Server Lösungen
Windows Server 2008:
Dieses neue Server Betriebssystem basiert auf Windows Vista Quellcode, dem Vista Kernel und trägt die interne Versionsnummer 6.0, Build 6001. Entwickelt wurde der Nachfolger von Windows Server 2003 unter dem Codenamen "Longhorn". Das Windows Server 2008 Betriebssystem von Microsoft soll die Zuverlässigkeit und Flexibilität im Serverumfeld weiter steigern. Dies geschieht durch interessante Funktionen, leistungsfähige Tools und die Umsetzung innovativer Sicherheitsfunktionen. Die bekannte Aero Oberfläche von Windows Vista wurde weggelassen.
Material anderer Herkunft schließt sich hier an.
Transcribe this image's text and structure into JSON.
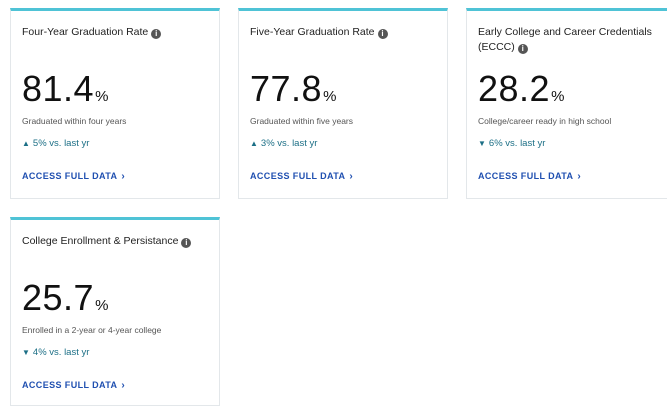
{
  "cards": [
    {
      "title": "Four-Year Graduation Rate",
      "value": "81.4",
      "unit": "%",
      "description": "Graduated within four years",
      "delta_arrow": "▲",
      "delta": "5% vs. last yr",
      "link": "ACCESS FULL DATA"
    },
    {
      "title": "Five-Year Graduation Rate",
      "value": "77.8",
      "unit": "%",
      "description": "Graduated within five years",
      "delta_arrow": "▲",
      "delta": "3% vs. last yr",
      "link": "ACCESS FULL DATA"
    },
    {
      "title": "Early College and Career Credentials (ECCC)",
      "value": "28.2",
      "unit": "%",
      "description": "College/career ready in high school",
      "delta_arrow": "▼",
      "delta": "6% vs. last yr",
      "link": "ACCESS FULL DATA"
    },
    {
      "title": "College Enrollment & Persistance",
      "value": "25.7",
      "unit": "%",
      "description": "Enrolled in a 2-year or 4-year college",
      "delta_arrow": "▼",
      "delta": "4% vs. last yr",
      "link": "ACCESS FULL DATA"
    }
  ],
  "icons": {
    "info": "info-icon",
    "chevron": "chevron-right-icon"
  },
  "colors": {
    "accent_bar": "#4fc3d6",
    "delta_text": "#1c6f86",
    "link_text": "#1f4fb0"
  }
}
Eine bestehende Server Installation mit Windows Server 2003 oder Windows Server 2008 Release Candidate ist Upgrade fähig. Empfohlen wird ein 2 GHz Prozessor, 2 GByte RAM und 40 GByte freier Speicherplatz auf der Festplatte. Eine Besonderheit die so vorher noch nie in einem Windows Betriebssystem vorhanden war ist neben der Option Vollständige Installation die Server-Core Installation ohne Windows Oberfläche nur mit einer Kommandozeile. Die Administration ist in beiden Varianten vollständig möglich, beschränkt sich in der Core-Installation aber auf 8 Serverrollen. Hyper-V setzt einen x64-Prozessor von AMD oder Intel mit Virtualisierungstechnik voraus und bietet eine bei der Installation auswählbare oder nachinstallierbare Virtualisierungslösung. Damit lassen sich mehrere separate Instanzen von Betriebssystemen wie Windows und Linux gleichzeitig auf einem Computer ausführen.Die hauptsächlich 4 Versionen von Windows Server 2008 unterscheiden sich in den Ausgaben für 32-Bit und 64-Bit Systeme. Für Itamium basierende Computersysteme (IA-64) bietet Microsoft eine optimierte Version als Webserver und Anwendungsserver. Der Funktionsumfang variiert je nach Variante und umfasst bis zu 17 Serverrollen.
Windows Server 2003:
Windows Server 2003 bietet die Zuverlässigkeit, Verfügbarkeit, Skalierbarkeit und Sicherheit einer hoch verlässlichen Plattform.Windows Server 2003 bietet eine verbesserte Verfügbarkeit durch eine erweiterte Cluster-Unterstützung. Clustering-Dienste sind von entscheidender Bedeutung für Organisationen, die wichtige E-Commerce- und Geschäftsanwendungen bereitstellen. Durch Clustering erreichen sie eine wesentlich bessere Verfügbarkeit, Skalierbarkeit und Administration.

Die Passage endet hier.